People who are opposed to the environmentalist movement often sniff that environmentalism is popular when it is directed towards saving a cuddly animal species, a hospitable neighborhood park, or the drinking water of children at a local, affluent school. Making hard sacrifices to save the environment for the next generation, even when they do not result in prettier scenery, can indeed be more difficult to sell to the public. Raising environmental awareness is difficult -- for some, even "recycling is a pain that they suffer," an inconvenience rather than a life-sustaining act of community. (Porter 146) And in fact, recycling offers little or no waste cost savings if not done properly by local governments -- often it costs more than it saves, after the mechanisms of collection and incineration are put into action unless the program is implemented properly. Saving the environment takes work, hard work, and making mistakes in policies to achieve good policies -- as one must often create a great many rough drafts before creating a final product of art.

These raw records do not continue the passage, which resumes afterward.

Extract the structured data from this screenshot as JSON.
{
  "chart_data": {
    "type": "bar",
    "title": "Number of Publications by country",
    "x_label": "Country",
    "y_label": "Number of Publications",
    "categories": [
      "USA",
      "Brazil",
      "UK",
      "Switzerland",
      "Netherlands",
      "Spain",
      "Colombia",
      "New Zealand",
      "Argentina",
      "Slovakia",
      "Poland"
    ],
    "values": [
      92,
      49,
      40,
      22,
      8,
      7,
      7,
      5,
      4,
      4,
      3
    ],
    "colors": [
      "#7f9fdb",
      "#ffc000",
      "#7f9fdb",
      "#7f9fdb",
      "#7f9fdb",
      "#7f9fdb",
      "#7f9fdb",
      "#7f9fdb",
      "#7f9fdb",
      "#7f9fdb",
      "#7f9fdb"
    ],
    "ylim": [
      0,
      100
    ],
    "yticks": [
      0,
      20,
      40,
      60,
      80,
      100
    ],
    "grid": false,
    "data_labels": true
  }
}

Using garbage as art reminds us that the environment is often a harsh and an ugly place and the rewards cannot always be immediately appreciated, as waste and discarding things is part of life. We breathe and take from the environment, and give out in our breath what can be used by species from the plant kingdom. So long as there is renewal of what is cast off, we need not fear waste. Acknowledging the possibilities of garbage as art shows that neither art nor the natural environment are always beautiful, and even the more humble and earthier aspects of the natural world are equally valid and necessary to cultivate and preserve. Garbage as art is a tangible, immediate way to remind individuals of the possibilities of renewal in the environment and in the human condition, a way to recycle the environment and a way for human beings to personally express their ideas about their connections to the natural environment. It is a way not subject to the whims or budgets of bureaucratic local or federal authorities.

Garbage as art reminds us that nothing, as stated by Richard C. Porter in the poetic metaphor that structures his text, The Economics of Waste is truly lost in the world's ecosystem. "I am proud of the fact that I am 'recycling' waste into economic knowledge and analytical ability." (Porter 6) The idea of garbage as art acknowledges that despite our false perceptions, nothing is truly 'new' in the world. The life of the world is an endless cyclical act of discarding and renewal. The philosophical nature of art can show us that to refuse to recycle and to cling to the false idea that the shiny new tin wheels on our roller blades, that originates in the scrap metal of our recent ancestors, is new is a powerful one.

Scanlan's poetic musings in On Garbage also stress the humbling nature of garbage. All societies are reduced to relics after the death of the civilization. These waste products, such as broken and chipped pots, are now deployed as costly museum attractions. If we are not to bury ourselves in a world with rapidly dwindling space and resources, Scanlan argues, we must grapple with Western culture's mania for discarding things as a way of moving forward. Western culture has denied the natural lifecycle of rebirth, and clung to a false ideal of something beginning from nothing. Ultimately, this false idea of the 'new' creates only more garbage, as when we convince ourselves we are starting anew, and cast off everything from before, we need to produce more to re-start our society. Acknowledging our debt to the past in the form of garbage saves the environmental degradation, of needing to create more landfills, and also can part of the beginning process of integrating the cyclical nature of the environment's cycle into the Western philosophical construct. If we have more respect for the environment and are more connected to its natural rhythms by making art our of garbage, we are less likely as a society to abuse the environment.